Simple HPO Tutorial#

This tutorial provides a step-by-step guide on how to use Hyper-Parameter Optimization (HPO) for classification tasks. In this tutorial, we will optimize the learning rate and batch size using HPO.

Setup virtual environment#

1. You can follow the installation process from a quick start guide to create a universal virtual environment for OpenVINO™ Training Extensions.

2. Activate your virtual environment:

.otx/bin/activate
# or by this line, if you created an environment, using tox
. venv/otx/bin/activate

Build workspace#

First, let’s build a workspace.

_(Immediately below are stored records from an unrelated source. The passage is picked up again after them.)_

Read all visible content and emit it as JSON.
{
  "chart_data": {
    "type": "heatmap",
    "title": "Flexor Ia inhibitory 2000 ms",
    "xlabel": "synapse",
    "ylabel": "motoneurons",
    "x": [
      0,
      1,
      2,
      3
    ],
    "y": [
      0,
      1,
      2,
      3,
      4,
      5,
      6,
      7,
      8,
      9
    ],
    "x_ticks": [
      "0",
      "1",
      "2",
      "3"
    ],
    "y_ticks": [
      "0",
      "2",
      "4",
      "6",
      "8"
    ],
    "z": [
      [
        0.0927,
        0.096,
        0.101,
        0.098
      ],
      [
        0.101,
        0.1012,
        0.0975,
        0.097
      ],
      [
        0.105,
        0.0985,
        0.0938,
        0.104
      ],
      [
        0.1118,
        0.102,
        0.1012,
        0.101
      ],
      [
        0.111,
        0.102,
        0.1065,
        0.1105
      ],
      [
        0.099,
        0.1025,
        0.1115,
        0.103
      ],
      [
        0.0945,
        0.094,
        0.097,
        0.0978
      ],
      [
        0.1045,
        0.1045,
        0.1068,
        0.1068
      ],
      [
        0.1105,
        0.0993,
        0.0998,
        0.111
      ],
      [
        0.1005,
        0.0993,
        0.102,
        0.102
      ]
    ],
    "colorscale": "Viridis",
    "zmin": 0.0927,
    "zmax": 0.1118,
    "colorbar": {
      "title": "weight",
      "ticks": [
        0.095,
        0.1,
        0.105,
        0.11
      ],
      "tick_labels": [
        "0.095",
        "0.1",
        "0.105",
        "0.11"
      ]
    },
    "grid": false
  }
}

You can do this by running the following command:

(otx) ...$ otx build --train-data-roots data/flower_photos --model MobileNet-V3-large-1x

[*] Load Model Template ID: Custom_Image_Classification_MobileNet-V3-large-1x
[*] Load Model Name: MobileNet-V3-large-1x
[*] Saving data configuration file to: ./otx-workspace-CLASSIFICATION/data.yaml

(otx) ...$ cd ./otx-workspace-CLASSIFICATION

Note

This is copied from Classification model. You can find more detail explanation from it.

Set hpo_config.yaml#

Before running HPO, you can configure HPO using the hpo_config.yaml file. This file contains all the information that the HPO module needs, including the hyperparameters that you want to optimize. The file is located in the workspace you have made and comes with default values.

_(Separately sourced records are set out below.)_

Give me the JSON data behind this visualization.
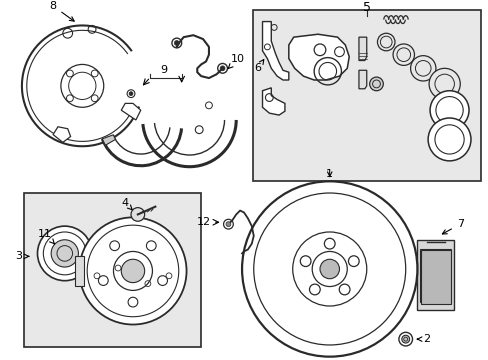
{
  "bg_color": "#ffffff",
  "line_color": "#2a2a2a",
  "box_bg": "#e8e8e8",
  "figsize": [
    4.89,
    3.6
  ],
  "dpi": 100
}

Here’s the default hpo_config.yaml:

metric: accuracy
search_algorithm: asha
hp_space:
  learning_parameters.learning_rate:
    param_type: qloguniform
    range:
      - 0.0007
      - 0.07
      - 0.0001
  learning_parameters.batch_size:
    param_type: qloguniform
    range:
      - 32
      - 128
      - 2

Although this default configuration can be used for HPO, the search space for the learning rate is too wide. Therefore, we will modify the configuration file slightly to make the search space more reasonable. You can easily modify the configuration file to optimize different hyperparameters.

Here’s the updated hpo_config.yaml:

...
  ...
  ...
    learning_parameters.learning_rate:
      param_type: quniform
      range:
        - 0.001
        - 0.01
        - 0.001
  ...
  ...
  ...

By modifying the hpo_config.yaml file, you can easily change the search space or hyperparameters that will be optimized during the HPO process.

Run OpenVINO™ Training Extensions#

Now it’s time to run OpenVINO™ Training Extensions. You can enable HPO by adding the argument –enable-hpo. By default, HPO will use four times the time allocated to training. However, if you are short on time, you can reduce the time for HPO as training by adding the argument –hpo-time-ratio and setting it to 2. This means that HPO will use twice the time allocated to training.

Here’s an tutorial command:

$ otx train \
    ... \
    --enable-hpo \
    --hpo-time-ratio 2

With this command, HPO is automatically set to use twice the time allocated for training. You can easily adjust the HPO time allocation by modifying the value of the –hpo-time-ratio argument.